Blacktop Dreams
You've
probably heard the taunt:
When I drive through Kansas,
I always do it at night.
Why, asks Rex Buchanan, co-author
of Roadside Kansas, when you can span those 400-plus miles on
Highway 160? The associate director of the Kansas Geological Survey
swears by the road.
It runs from Pittsburg to Johnson
City. In the east, it goes near the zinc-and-lead mining towns of southeast
Kansas (like Galena) and Big Brutus (a 16-story-tall, 11-million-pound
electric coal shovel retired in 1974).
"I've always been a fan of really
big things," Buchanan says.
Farther west along 160, you
see sandy Chautauqua Hills country and Flint Hills.
"And I think Elgin, down on the
Oklahoma border, is one of the most interesting little towns in the
state," he says.
It's an isolated almost-ghost
town, he says, that used to sport a sign on its outskirts that read,
"Elgin -- A Town Too Tough to Die."
Farther west, past Medicine Lodge,
come the Red Hills: "I like the reds of the siltstones, sandstones and
shale out there, especially at sunset or after a dusting of snow."
The eatery at Sun City -- Buster's,
featuring cold beer and chili -- comes recommended.
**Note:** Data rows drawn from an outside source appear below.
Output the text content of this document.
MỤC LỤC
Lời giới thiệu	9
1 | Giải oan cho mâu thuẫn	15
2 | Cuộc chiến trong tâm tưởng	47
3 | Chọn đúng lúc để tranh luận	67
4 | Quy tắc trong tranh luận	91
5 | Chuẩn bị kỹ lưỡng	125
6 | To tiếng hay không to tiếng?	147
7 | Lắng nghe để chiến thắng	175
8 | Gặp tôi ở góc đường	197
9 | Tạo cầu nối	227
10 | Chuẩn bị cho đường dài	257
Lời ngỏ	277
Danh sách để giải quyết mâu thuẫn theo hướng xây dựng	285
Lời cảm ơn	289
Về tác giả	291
So, too, would the
Sitka Social Club, were it still around. Sitka, just north of the Oklahoma
border, was a place where trucks had to weigh on their way into or out
of Kansas.
"I thought it was the best restaurant
in the state until it closed a few years ago because of an unfortunate
divorce."
He ponders a moment.
"Why can't we all get along,
if only for the sake of the eaters?"
At last you reach High Plains.
At Johnson City, you're just a bit north of another favorite spot: the
Cimarron National Grasslands.
There, Buchanan says, you'll
find wagon ruts from the Santa Fe trail, roadrunners, kangaroo rats,
porcupines, mule deer, cholla cactus and other stuff that's unusual
for Kansas.
If you can't make it across Kansas
on 160, don't worry.
"Of all the highways we covered
in Roadside Kansas, I like this road the most," Buchanan says.
"But I'm not sure it's my favorite drive in the state."
More on that, if Buchanan consents, later.